Der Kommentar

palestina marwan-barghuthiGeschrieben aus dem Hadarim-Gefängnis, Israel:  
Nachdem ich die letzten fünfzehn Jahre in einem israelischen Gefängnis verbracht habe, bin ich sowohl Zeuge als auch Opfer des illegalen israelischen Systems von willkürlichen Massenverhaftungen und Misshandlungen von palästinensischen Gefangenen. Nach Ausschöpfung aller anderen Optionen beschloss ich, dass es keine andere Wahl gibt, um diesen Misshandlungen zu widerstehen, als zu einem Hungerstreik überzugehen.

Rund 1.000 palästinensische Gefangene haben beschlossen, an diesem Hungerstreik teilzunehmen, der heute beginnt, an dem Tag, den wir hier als "Tag der Gefangenen" begehen. Ein Hungerstreik ist die friedlichste Form von Widerstand. Er bringt Leiden nur für jene, die daran teilnehmen, und deren nahe Angehörige, in der Hoffnung, dass ihre leeren Mägen und ihr Opfer helfen werden, dass ihre Botschaft über die Grenzen ihrer dunklen Zellen hinaus gehört werden.

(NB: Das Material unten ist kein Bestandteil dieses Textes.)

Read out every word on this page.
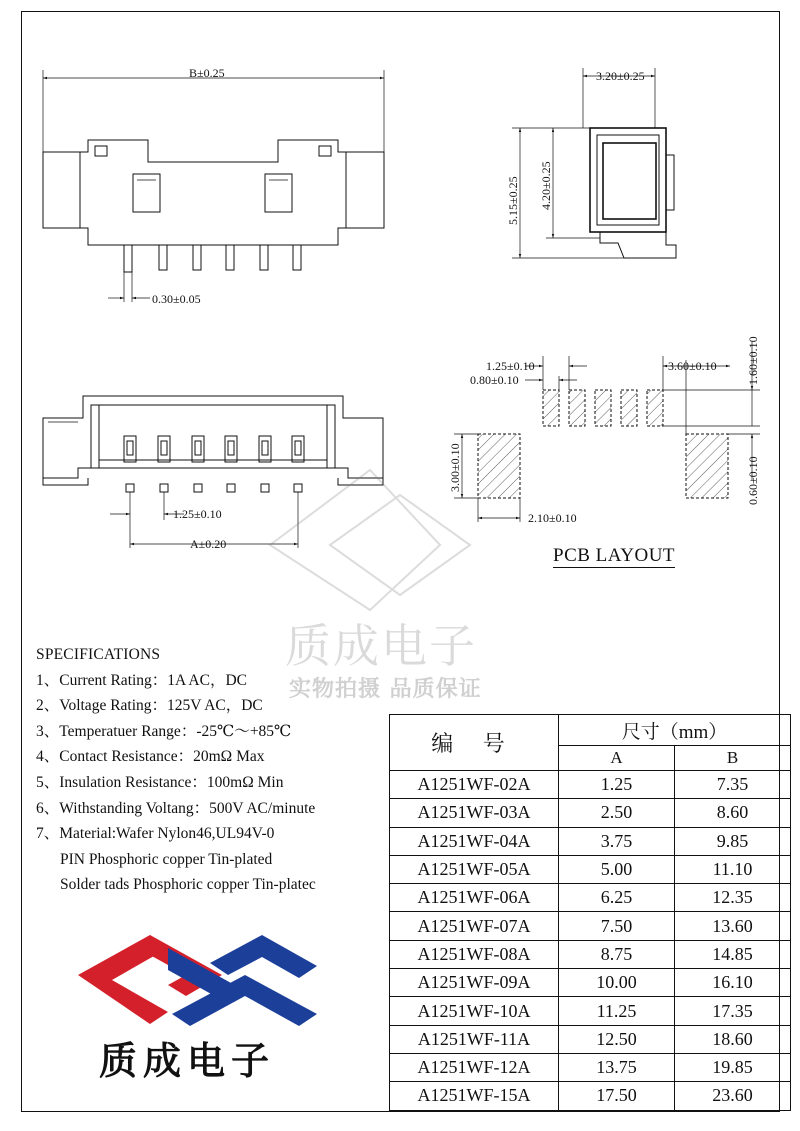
B±0.25
0.30±0.05
3.20±0.25
5.15±0.25 4.20±0.25
1.25±0.10
A±0.20
1.25±0.10
0.80±0.10
3.60±0.10 1.60±0.10
0.60±0.10
3.00±0.10
2.10±0.10
质成电子
实物拍摄 品质保证
PCB LAYOUT
SPECIFICATIONS
1、Current Rating：1A AC，DC
2、Voltage Rating：125V AC，DC
3、Temperatuer Range：-25℃～+85℃
4、Contact Resistance：20mΩ Max
5、Insulation Resistance：100mΩ Min
6、Withstanding Voltang：500V AC/minute
7、Material:Wafer Nylon46,UL94V-0
PIN Phosphoric copper Tin-plated
Solder tads Phosphoric copper Tin-platec
质成电子
编 号	尺寸（mm）	
	A	B
A1251WF-02A	1.25	7.35
A1251WF-03A	2.50	8.60
A1251WF-04A	3.75	9.85
A1251WF-05A	5.00	11.10
A1251WF-06A	6.25	12.35
A1251WF-07A	7.50	13.60
A1251WF-08A	8.75	14.85
A1251WF-09A	10.00	16.10
A1251WF-10A	11.25	17.35
A1251WF-11A	12.50	18.60
A1251WF-12A	13.75	19.85
A1251WF-15A	17.50	23.60
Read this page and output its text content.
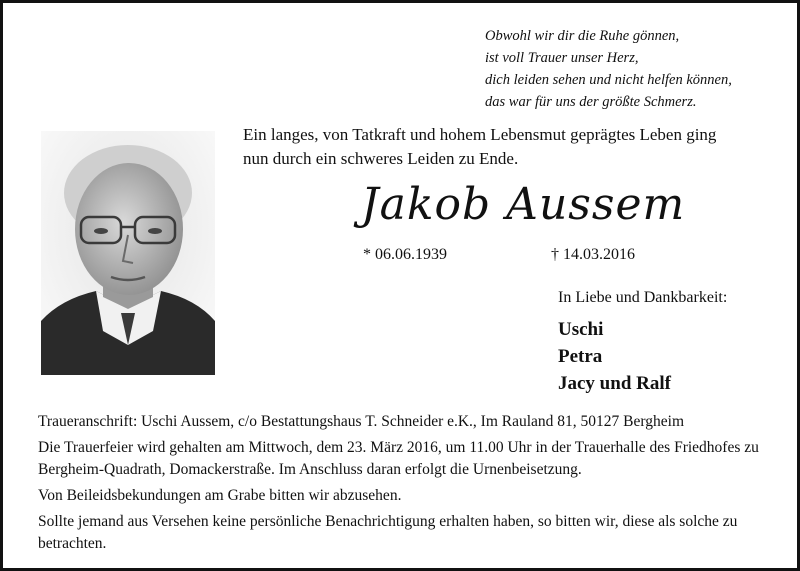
Obwohl wir dir die Ruhe gönnen,
ist voll Trauer unser Herz,
dich leiden sehen und nicht helfen können,
das war für uns der größte Schmerz.
Ein langes, von Tatkraft und hohem Lebensmut geprägtes Leben ging
nun durch ein schweres Leiden zu Ende.
Jakob Aussem
* 06.06.1939	† 14.03.2016
In Liebe und Dankbarkeit:
Uschi
Petra
Jacy und Ralf

Traueranschrift: Uschi Aussem, c/o Bestattungshaus T. Schneider e.K., Im Rauland 81, 50127 Bergheim

Die Trauerfeier wird gehalten am Mittwoch, dem 23. März 2016, um 11.00 Uhr in der Trauerhalle des Friedhofes zu Bergheim-Quadrath, Domackerstraße. Im Anschluss daran erfolgt die Urnenbeisetzung.

Von Beileidsbekundungen am Grabe bitten wir abzusehen.

Sollte jemand aus Versehen keine persönliche Benachrichtigung erhalten haben, so bitten wir, diese als solche zu betrachten.
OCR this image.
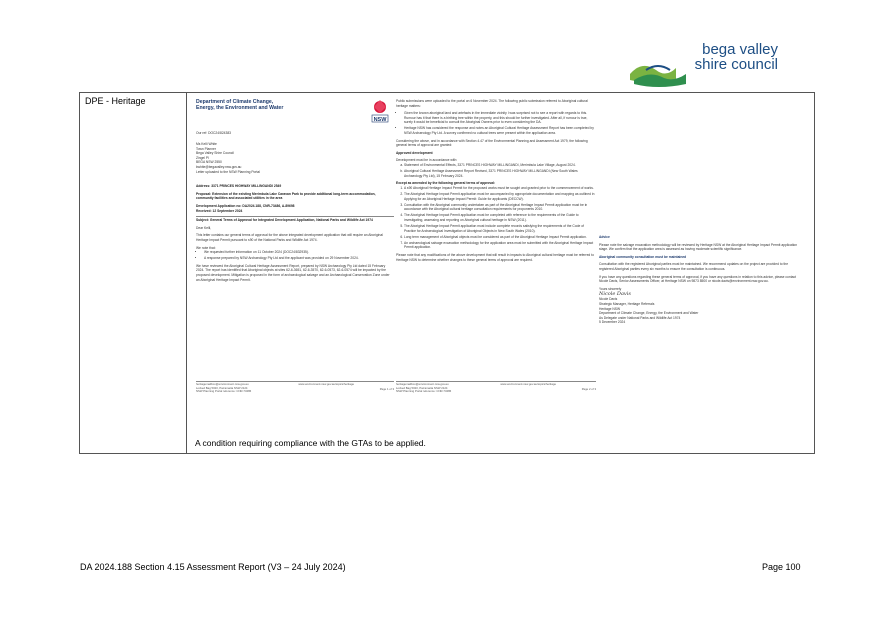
bega valley
shire council
DPE - Heritage
NSW
Department of Climate Change,
Energy, the Environment and Water
Our ref: DOC24/824383
Ms Kelli White
Town Planner
Bega Valley Shire Council
Zingel Pl
BEGA NSW 2550
kwhite@begavalley.nsw.gov.au
Letter uploaded to the NSW Planning Portal
Address: 3371 PRINCES HIGHWAY MILLINGANDI 2549
Proposal: Extension of the existing Merimbula Lake Caravan Park to provide additional long-term accommodation, community facilities and associated utilities in the area
Development Application no: DA2024.188, CNR-73486, A-89698
Received: 12 September 2024
Subject: General Terms of Approval for Integrated Development Application, National Parks and Wildlife Act 1974
Dear Kelli,
This letter contains our general terms of approval for the above integrated development application that will require an Aboriginal Heritage Impact Permit pursuant to s90 of the National Parks and Wildlife Act 1974.
We note that:
• We requested further information on 11 October 2024 (DOC24/832935).
• A response prepared by NSW Archaeology Pty Ltd and the applicant was provided on 29 November 2024.
We have reviewed the Aboriginal Cultural Heritage Assessment Report, prepared by NSW Archaeology Pty Ltd dated 15 February 2024. The report has identified that Aboriginal objects at sites 62-6-3651, 62-6-3570, 62-6-0573, 62-6-0574 will be impacted by the proposed development. Mitigation is proposed in the form of archaeological salvage and an Archaeological Conservation Zone under an Aboriginal Heritage Impact Permit.
heritagemailbox@environment.nsw.gov.au
Locked Bag 5020, Parramatta NSW 2124
NSW Planning Portal reference: CNR-73486
www.environment.nsw.gov.au/topics/heritage
Page 1 of 3
Public submissions were uploaded to the portal on 6 November 2024. The following public submission referred to Aboriginal cultural heritage matters:
• Given the known aboriginal land and artefacts in the immediate vicinity I was surprised not to see a report with regards to this. Rumour has it that there is a birthing tree within the property, and this should be further investigated. After all, if rumour is true, surely it would be beneficial to consult the Aboriginal Owners prior to even considering the DA.
• Heritage NSW has considered the response and notes an Aboriginal Cultural Heritage Assessment Report has been completed by NSW Archaeology Pty Ltd. A survey confirmed no cultural trees were present within the application area.
Considering the above, and in accordance with Section 4.47 of the Environmental Planning and Assessment Act 1979, the following general terms of approval are granted:
Approved development
Development must be in accordance with:
a. Statement of Environmental Effects, 3371 PRINCES HIGHWAY MILLINGANDI, Merimbula Lake Village, August 2024.
b. Aboriginal Cultural Heritage Assessment Report Revised, 3371 PRINCES HIGHWAY MILLINGANDI (New South Wales Archaeology Pty Ltd), 15 February 2024.
Except as amended by the following general terms of approval:
1. A s90 Aboriginal Heritage Impact Permit for the proposed works must be sought and granted prior to the commencement of works.
2. The Aboriginal Heritage Impact Permit application must be accompanied by appropriate documentation and mapping as outlined in Applying for an Aboriginal Heritage Impact Permit: Guide for applicants (DECCW).
3. Consultation with the Aboriginal community undertaken as part of the Aboriginal Heritage Impact Permit application must be in accordance with the Aboriginal cultural heritage consultation requirements for proponents 2010.
4. The Aboriginal Heritage Impact Permit application must be completed with reference to the requirements of the Guide to investigating, assessing and reporting on Aboriginal cultural heritage in NSW (2011).
5. The Aboriginal Heritage Impact Permit application must include complete records satisfying the requirements of the Code of Practice for Archaeological Investigation of Aboriginal Objects in New South Wales (2010).
6. Long term management of Aboriginal objects must be considered as part of the Aboriginal Heritage Impact Permit application.
7. An archaeological salvage excavation methodology for the application area must be submitted with the Aboriginal Heritage Impact Permit application.
Please note that any modifications of the above development that will result in impacts to Aboriginal cultural heritage must be referred to Heritage NSW to determine whether changes to these general terms of approval are required.
heritagemailbox@environment.nsw.gov.au
Locked Bag 5020, Parramatta NSW 2124
NSW Planning Portal reference: CNR-73486
www.environment.nsw.gov.au/topics/heritage
Page 2 of 3
Advice
Please note the salvage excavation methodology will be reviewed by Heritage NSW at the Aboriginal Heritage Impact Permit application stage. We confirm that the application area is assessed as having moderate scientific significance.
Aboriginal community consultation must be maintained
Consultation with the registered Aboriginal parties must be maintained. We recommend updates on the project are provided to the registered Aboriginal parties every six months to ensure the consultation is continuous.
If you have any questions regarding these general terms of approval, if you have any questions in relation to this advice, please contact Nicole Davis, Senior Assessments Officer, at Heritage NSW on 9873 8500 or nicole.davis@environment.nsw.gov.au.
Yours sincerely
Nicole Davis
Nicole Davis
Strategic Manager, Heritage Referrals
Heritage NSW
Department of Climate Change, Energy, the Environment and Water
As Delegate under National Parks and Wildlife Act 1974
5 December 2024
A condition requiring compliance with the GTAs to be applied.
DA 2024.188 Section 4.15 Assessment Report (V3 – 24 July 2024)	Page 100
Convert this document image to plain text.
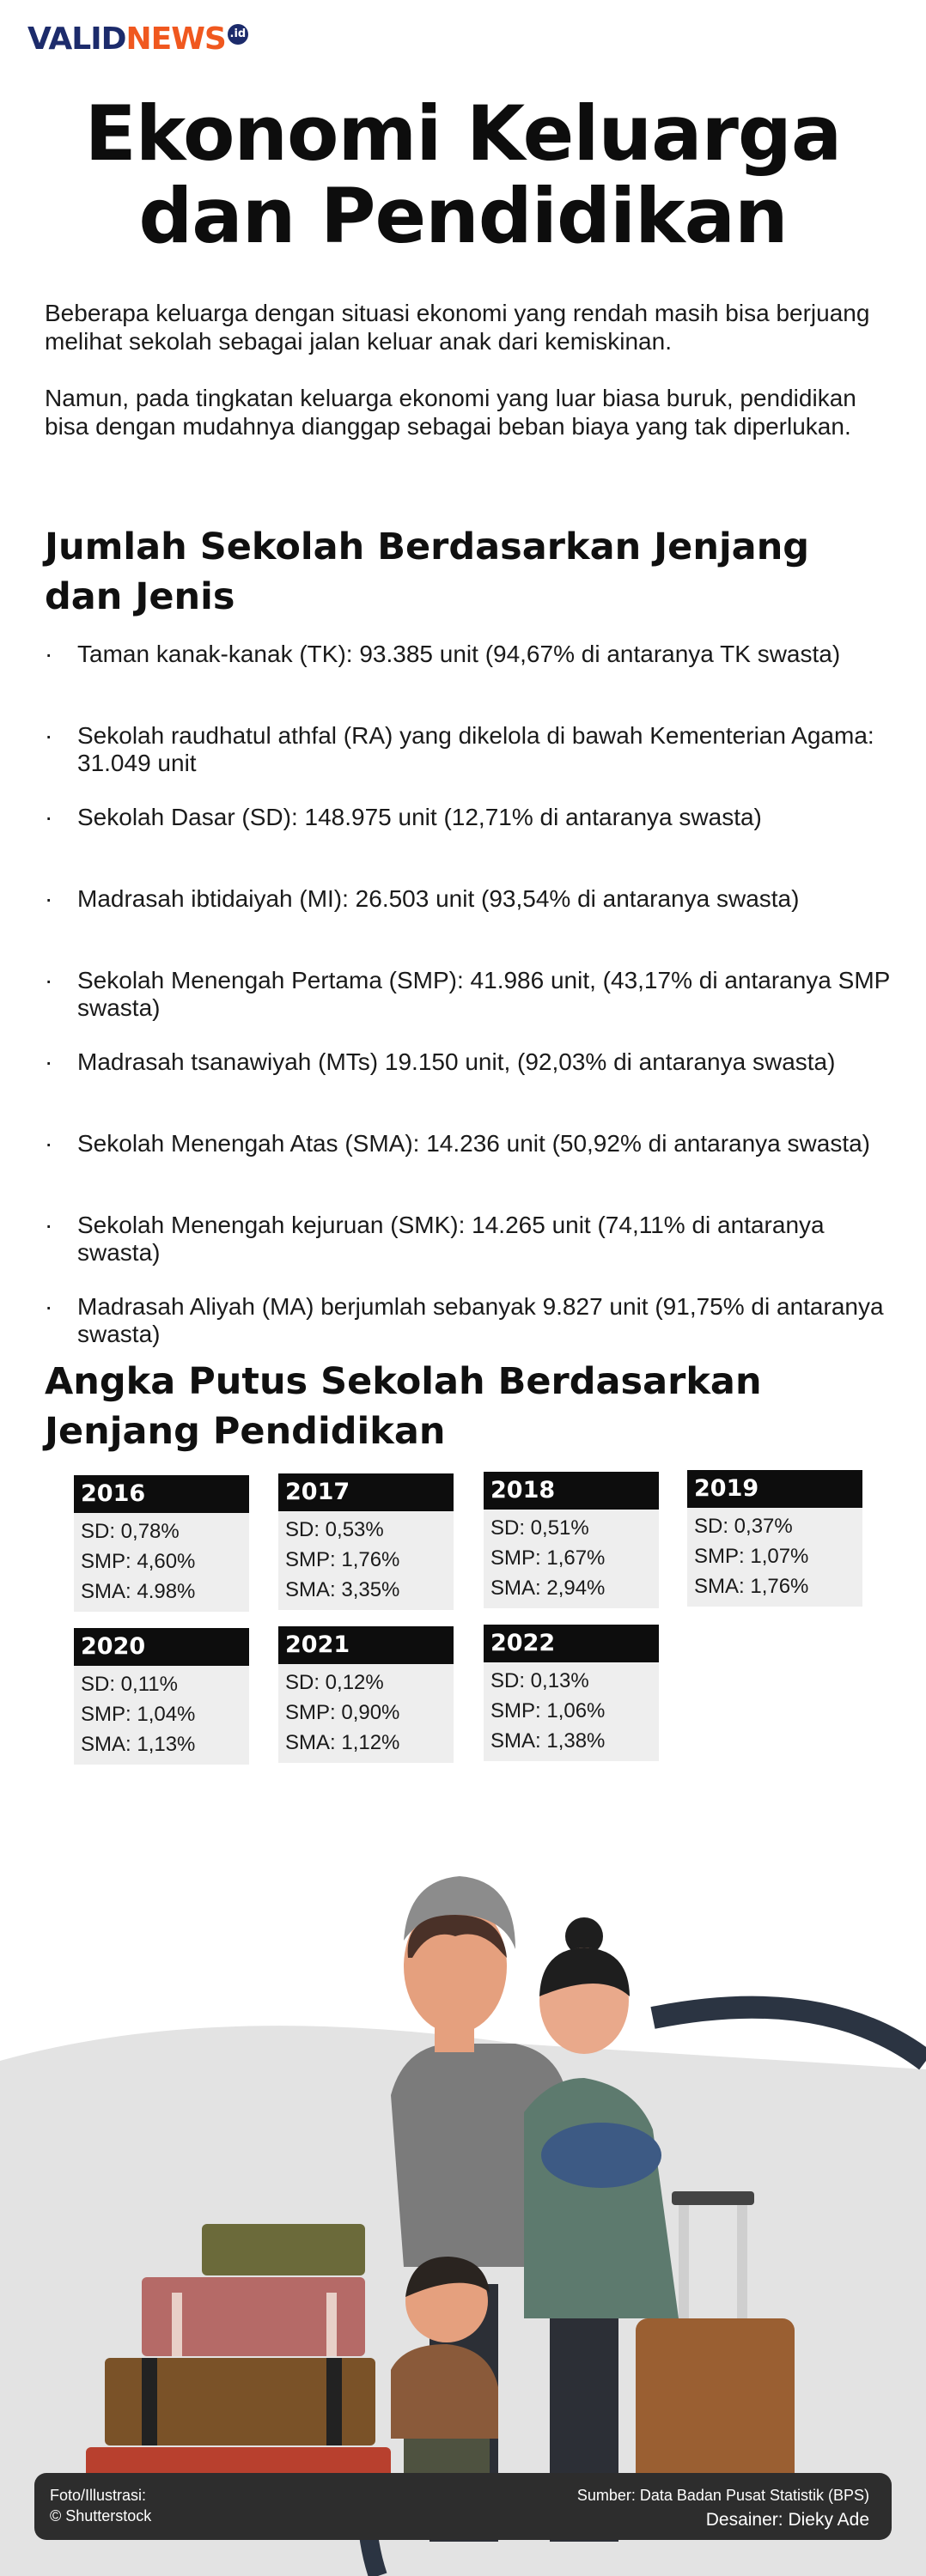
VALIDNEWS .id
Ekonomi Keluarga
dan Pendidikan

Beberapa keluarga dengan situasi ekonomi yang rendah masih bisa berjuang melihat sekolah sebagai jalan keluar anak dari kemiskinan.

Namun, pada tingkatan keluarga ekonomi yang luar biasa buruk, pendidikan bisa dengan mudahnya dianggap sebagai beban biaya yang tak diperlukan.

Jumlah Sekolah Berdasarkan Jenjang dan Jenis
· Taman kanak-kanak (TK): 93.385 unit (94,67% di antaranya TK swasta)
· Sekolah raudhatul athfal (RA) yang dikelola di bawah Kementerian Agama: 31.049 unit
· Sekolah Dasar (SD): 148.975 unit (12,71% di antaranya swasta)
· Madrasah ibtidaiyah (MI): 26.503 unit (93,54% di antaranya swasta)
· Sekolah Menengah Pertama (SMP): 41.986 unit, (43,17% di antaranya SMP swasta)
· Madrasah tsanawiyah (MTs) 19.150 unit, (92,03% di antaranya swasta)
· Sekolah Menengah Atas (SMA): 14.236 unit (50,92% di antaranya swasta)
· Sekolah Menengah kejuruan (SMK): 14.265 unit (74,11% di antaranya swasta)
· Madrasah Aliyah (MA) berjumlah sebanyak 9.827 unit (91,75% di antaranya swasta)
Angka Putus Sekolah Berdasarkan Jenjang Pendidikan
2016
SD: 0,78%
SMP: 4,60%
SMA: 4.98%
2017
SD: 0,53%
SMP: 1,76%
SMA: 3,35%
2018
SD: 0,51%
SMP: 1,67%
SMA: 2,94%
2019
SD: 0,37%
SMP: 1,07%
SMA: 1,76%
2020
SD: 0,11%
SMP: 1,04%
SMA: 1,13%
2021
SD: 0,12%
SMP: 0,90%
SMA: 1,12%
2022
SD: 0,13%
SMP: 1,06%
SMA: 1,38%
Foto/Illustrasi:
© Shutterstock
Sumber: Data Badan Pusat Statistik (BPS)
Desainer: Dieky Ade
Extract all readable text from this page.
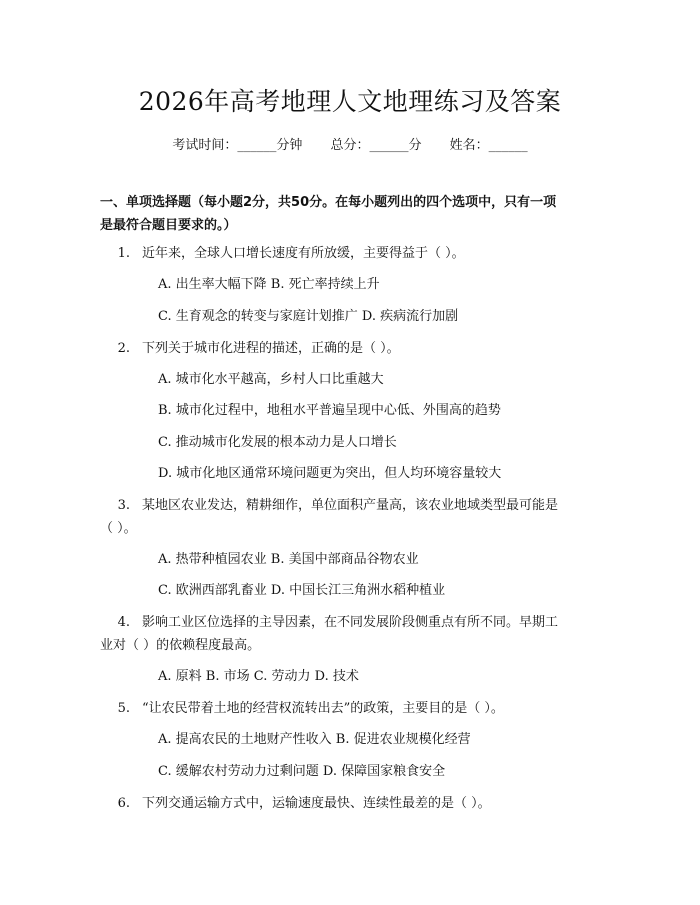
2026年高考地理人文地理练习及答案
考试时间：______分钟 总分：______分 姓名：______
一、单项选择题（每小题2分，共50分。在每小题列出的四个选项中，只有一项
是最符合题目要求的。）
1. 近年来，全球人口增长速度有所放缓，主要得益于（ ）。
A. 出生率大幅下降 B. 死亡率持续上升
C. 生育观念的转变与家庭计划推广 D. 疾病流行加剧
2. 下列关于城市化进程的描述，正确的是（ ）。
A. 城市化水平越高，乡村人口比重越大
B. 城市化过程中，地租水平普遍呈现中心低、外围高的趋势
C. 推动城市化发展的根本动力是人口增长
D. 城市化地区通常环境问题更为突出，但人均环境容量较大
3. 某地区农业发达，精耕细作，单位面积产量高，该农业地域类型最可能是
（ ）。
A. 热带种植园农业 B. 美国中部商品谷物农业
C. 欧洲西部乳畜业 D. 中国长江三角洲水稻种植业
4. 影响工业区位选择的主导因素，在不同发展阶段侧重点有所不同。早期工
业对（ ）的依赖程度最高。
A. 原料 B. 市场 C. 劳动力 D. 技术
5. “让农民带着土地的经营权流转出去”的政策，主要目的是（ ）。
A. 提高农民的土地财产性收入 B. 促进农业规模化经营
C. 缓解农村劳动力过剩问题 D. 保障国家粮食安全
6. 下列交通运输方式中，运输速度最快、连续性最差的是（ ）。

Jahrzehnte an Erfahrung haben bewiesen, dass das inhumane israelische System kolonialer und militärischer Besetzung darauf abzielt, den Geist der Gefangenen und der Nation, zu der sie gehören, zu brechen, indem ihnen Leiden an ihren Körpern zugefügt, sie von ihren Familien und Gemeinschaften getrennt, erniedrigende Maßnahmen unterzogen werden, um Unterwerfung zu erzwingen. Trotz solcher Behandlung werden wir nicht davor kapitulieren.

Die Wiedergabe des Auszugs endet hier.